WHEN THE Boston Red Sox installed a display of giant Coke bottles above the left field wall this season, local sportswriters protested that such tacky commercialism tainted the sanctity of Fenway Park.
But ballparks have long been littered with billboards and ads. Today, teams even sell corporations the right to name the stadium: the Colorado Rockies, for example, play in Coors Field. However distasteful, such commercialism does not seem to corrupt the game or diminish the play.
The same cannot be said of the newest commercial frontier -- the public schools. The corporate invasion of the classroom threatens to turn schools into havens for hucksterism. Eager to cash in on a captive audience of consumers-in-training, companies have flooded teachers with free videos, posters and lTC ''learning kits'' designed to sanitize corporate images and emblazon brand names in the minds of children.
Students can now learn about nutrition from curricular materials supplied by Hershey's Chocolate or McDonald's, or study the effects of the Alaskan oil spill in a video made by Exxon. According to "Giving Kids the Business," by Alex Molnar, a Monsanto video teaches the merits of bovine growth hormone in milk production, while Procter & Gamble's environmental curriculum teaches that disposable diapers are good for the earth.
Not all corporate-sponsored educational freebies promote ideological agendas; some simply plug the brand name.
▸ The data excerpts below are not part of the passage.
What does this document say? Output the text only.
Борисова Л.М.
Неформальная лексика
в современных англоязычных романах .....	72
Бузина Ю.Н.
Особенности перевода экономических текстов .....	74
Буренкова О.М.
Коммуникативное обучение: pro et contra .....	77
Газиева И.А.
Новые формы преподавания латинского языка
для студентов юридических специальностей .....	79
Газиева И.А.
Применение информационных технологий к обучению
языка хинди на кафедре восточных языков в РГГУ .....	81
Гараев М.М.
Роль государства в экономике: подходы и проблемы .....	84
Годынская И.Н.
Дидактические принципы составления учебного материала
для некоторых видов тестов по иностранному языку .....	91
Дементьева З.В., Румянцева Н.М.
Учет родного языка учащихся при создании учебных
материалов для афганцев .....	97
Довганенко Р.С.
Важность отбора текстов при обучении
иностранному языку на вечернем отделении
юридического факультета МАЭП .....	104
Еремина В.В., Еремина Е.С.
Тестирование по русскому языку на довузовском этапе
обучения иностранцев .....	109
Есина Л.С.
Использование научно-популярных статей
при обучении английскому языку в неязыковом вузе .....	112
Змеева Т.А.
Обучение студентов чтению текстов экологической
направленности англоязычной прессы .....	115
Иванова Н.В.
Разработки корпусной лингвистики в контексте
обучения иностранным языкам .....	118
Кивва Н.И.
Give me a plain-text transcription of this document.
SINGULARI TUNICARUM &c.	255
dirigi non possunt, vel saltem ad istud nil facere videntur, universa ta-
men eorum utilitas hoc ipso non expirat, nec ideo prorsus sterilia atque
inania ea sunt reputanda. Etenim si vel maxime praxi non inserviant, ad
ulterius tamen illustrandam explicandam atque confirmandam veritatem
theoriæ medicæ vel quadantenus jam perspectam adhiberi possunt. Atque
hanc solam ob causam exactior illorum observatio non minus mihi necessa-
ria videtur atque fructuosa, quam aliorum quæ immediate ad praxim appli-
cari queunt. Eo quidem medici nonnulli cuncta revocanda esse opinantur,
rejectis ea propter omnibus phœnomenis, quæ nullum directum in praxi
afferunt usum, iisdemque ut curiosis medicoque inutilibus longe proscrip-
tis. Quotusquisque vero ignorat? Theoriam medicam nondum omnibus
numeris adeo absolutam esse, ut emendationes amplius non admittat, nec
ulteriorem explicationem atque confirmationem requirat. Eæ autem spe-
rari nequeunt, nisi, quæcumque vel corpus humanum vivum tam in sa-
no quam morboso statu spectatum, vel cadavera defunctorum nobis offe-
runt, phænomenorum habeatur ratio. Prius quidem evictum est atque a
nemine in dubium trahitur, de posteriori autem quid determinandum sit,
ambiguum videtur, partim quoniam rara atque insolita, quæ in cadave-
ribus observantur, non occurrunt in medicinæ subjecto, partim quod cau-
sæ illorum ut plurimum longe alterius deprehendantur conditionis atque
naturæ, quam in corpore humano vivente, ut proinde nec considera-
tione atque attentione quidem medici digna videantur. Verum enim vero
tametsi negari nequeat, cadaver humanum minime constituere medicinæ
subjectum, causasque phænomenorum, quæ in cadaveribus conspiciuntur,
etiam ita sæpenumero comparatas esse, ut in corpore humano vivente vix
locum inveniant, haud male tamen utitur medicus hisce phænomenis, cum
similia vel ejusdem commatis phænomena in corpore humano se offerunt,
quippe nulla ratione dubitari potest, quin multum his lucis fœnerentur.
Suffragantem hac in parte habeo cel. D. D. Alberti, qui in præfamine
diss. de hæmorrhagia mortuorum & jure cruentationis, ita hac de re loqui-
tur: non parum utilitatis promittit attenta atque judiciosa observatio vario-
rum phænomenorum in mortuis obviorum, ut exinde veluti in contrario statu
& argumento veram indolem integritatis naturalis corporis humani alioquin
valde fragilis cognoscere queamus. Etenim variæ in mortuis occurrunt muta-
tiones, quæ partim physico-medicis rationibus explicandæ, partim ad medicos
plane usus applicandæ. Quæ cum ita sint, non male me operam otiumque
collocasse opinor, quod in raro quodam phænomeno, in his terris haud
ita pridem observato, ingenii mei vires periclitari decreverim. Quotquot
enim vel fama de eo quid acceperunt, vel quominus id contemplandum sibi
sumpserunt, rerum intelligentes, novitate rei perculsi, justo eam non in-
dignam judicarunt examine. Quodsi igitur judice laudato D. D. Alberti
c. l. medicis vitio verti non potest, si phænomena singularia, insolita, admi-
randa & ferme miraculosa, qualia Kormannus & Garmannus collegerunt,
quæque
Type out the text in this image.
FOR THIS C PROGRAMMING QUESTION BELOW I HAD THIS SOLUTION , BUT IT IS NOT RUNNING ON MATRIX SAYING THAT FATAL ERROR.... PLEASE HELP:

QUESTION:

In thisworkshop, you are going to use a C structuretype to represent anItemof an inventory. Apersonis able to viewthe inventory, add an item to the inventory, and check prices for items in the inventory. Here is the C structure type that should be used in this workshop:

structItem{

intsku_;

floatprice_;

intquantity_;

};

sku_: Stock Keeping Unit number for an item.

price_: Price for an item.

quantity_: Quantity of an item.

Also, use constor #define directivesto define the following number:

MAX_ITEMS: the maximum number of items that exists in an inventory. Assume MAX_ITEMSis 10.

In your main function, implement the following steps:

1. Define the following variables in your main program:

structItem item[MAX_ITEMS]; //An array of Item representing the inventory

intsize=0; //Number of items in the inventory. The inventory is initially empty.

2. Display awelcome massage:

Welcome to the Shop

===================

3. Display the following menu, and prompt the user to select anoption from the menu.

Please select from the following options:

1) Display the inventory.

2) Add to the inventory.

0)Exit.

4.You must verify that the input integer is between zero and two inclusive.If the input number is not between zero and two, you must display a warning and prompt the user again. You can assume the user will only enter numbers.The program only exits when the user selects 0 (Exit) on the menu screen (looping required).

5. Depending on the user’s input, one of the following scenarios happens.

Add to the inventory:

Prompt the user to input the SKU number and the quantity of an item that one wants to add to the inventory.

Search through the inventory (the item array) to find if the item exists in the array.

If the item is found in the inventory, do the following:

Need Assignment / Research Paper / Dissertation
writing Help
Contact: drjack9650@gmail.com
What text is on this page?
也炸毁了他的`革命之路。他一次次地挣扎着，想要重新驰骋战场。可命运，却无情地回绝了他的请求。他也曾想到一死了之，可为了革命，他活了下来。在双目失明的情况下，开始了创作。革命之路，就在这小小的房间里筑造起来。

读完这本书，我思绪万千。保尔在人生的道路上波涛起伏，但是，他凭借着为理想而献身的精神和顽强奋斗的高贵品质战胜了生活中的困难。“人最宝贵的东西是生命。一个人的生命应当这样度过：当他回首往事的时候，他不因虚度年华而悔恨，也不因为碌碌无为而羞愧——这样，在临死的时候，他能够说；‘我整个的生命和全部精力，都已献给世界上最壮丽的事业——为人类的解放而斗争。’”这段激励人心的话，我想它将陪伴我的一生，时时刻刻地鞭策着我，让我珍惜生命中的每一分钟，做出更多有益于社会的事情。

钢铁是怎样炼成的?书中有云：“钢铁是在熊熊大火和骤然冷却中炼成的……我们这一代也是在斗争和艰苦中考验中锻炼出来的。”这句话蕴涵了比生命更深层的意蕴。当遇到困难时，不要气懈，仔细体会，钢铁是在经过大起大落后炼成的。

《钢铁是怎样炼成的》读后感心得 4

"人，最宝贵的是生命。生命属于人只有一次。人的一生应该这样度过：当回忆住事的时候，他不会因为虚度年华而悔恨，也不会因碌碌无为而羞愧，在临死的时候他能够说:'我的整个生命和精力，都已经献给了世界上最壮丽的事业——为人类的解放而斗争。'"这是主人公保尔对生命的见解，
A few years ago, the Campbell Soup Company offered a science kit that showed students how to prove that Campbell's Prego spaghetti sauce is thicker than Ragu.
General Mills distributed science kits containing free samples of its Gusher fruit snacks, with soft centers that ''gush'' when bitten. The teacher's guide suggested that students bite into the Gushers and compare the effect to geothermal eruptions. A Tootsie Roll kit on counting and writing recommends that, for homework, children interview family members about their memories of Tootsie Rolls.
While some marketers seek to insinuate brand names into the curriculum, others take a more direct approach: buying advertisements in schools. When the Seattle school board faced a budget crisis last fall, it voted to solicit corporate advertising. School officials hoped to raise $1 million a year with sponsorships like ''the cheerleaders, brought to you by Reebok'' and ''the McDonald's gym.'' Protests from parents and teachers forced the Seattle schools to suspend the policy this year, but such marketing is a growing presence in schools across the country.
Corporate logos clamor for student attention. In Colorado Springs, advertisements for Mountain Dew adorn school hallways, and ads for Burger King decorate the sides of school buses. A Massachusetts firm distributes free book covers hawking Nike, Gatorade and Calvin Klein to almost 25 million students nationwide. A Minnesota broadcasting company pipes music into school corridors and cafeterias in 15 states, with 12 minutes of commercials every hour.
The most egregious example of the commercialization in schools is Channel One, a 12-minute television news program seen by 8 million students in 12,000 schools, including Baltimore's. Introduced in 1990 by Whittle Communications, Channel One offers schools a television set for each classroom, two VCRs and a satellite link in exchange for an agreement to show the program every day, including the two minutes of commercials it contains.
Since Channel One reaches over 40 percent of the nation's teen-agers, it is able to charge advertisers a hefty $200,000 per 30-second spot. In its pitch to advertisers, the company promises access to the largest teen audience in history in a setting free of ''the usual distractions of telephones, stereos, remote controls, etc.''
The Whittle program shattered the taboo against outright advertising in the classroom. Despite controversy in many states, only New York has banned Channel One from its schools.
The rampant commercialization of schools is corrupting in two ways. First, most corporate-sponsored learning supplements are ridden with bias, distortion and superficial fare. A recent study by Consumers Union found that nearly 80 percent of classroom freebies are slanted toward the sponsor's product. An independent study of Channel One released earlier this year found that its news programs contributed little to students' grasp of public affairs. Only 20 percent of its air time covers current political, economic or cultural events. The rest is devoted to advertising, sports, weather and natural disasters.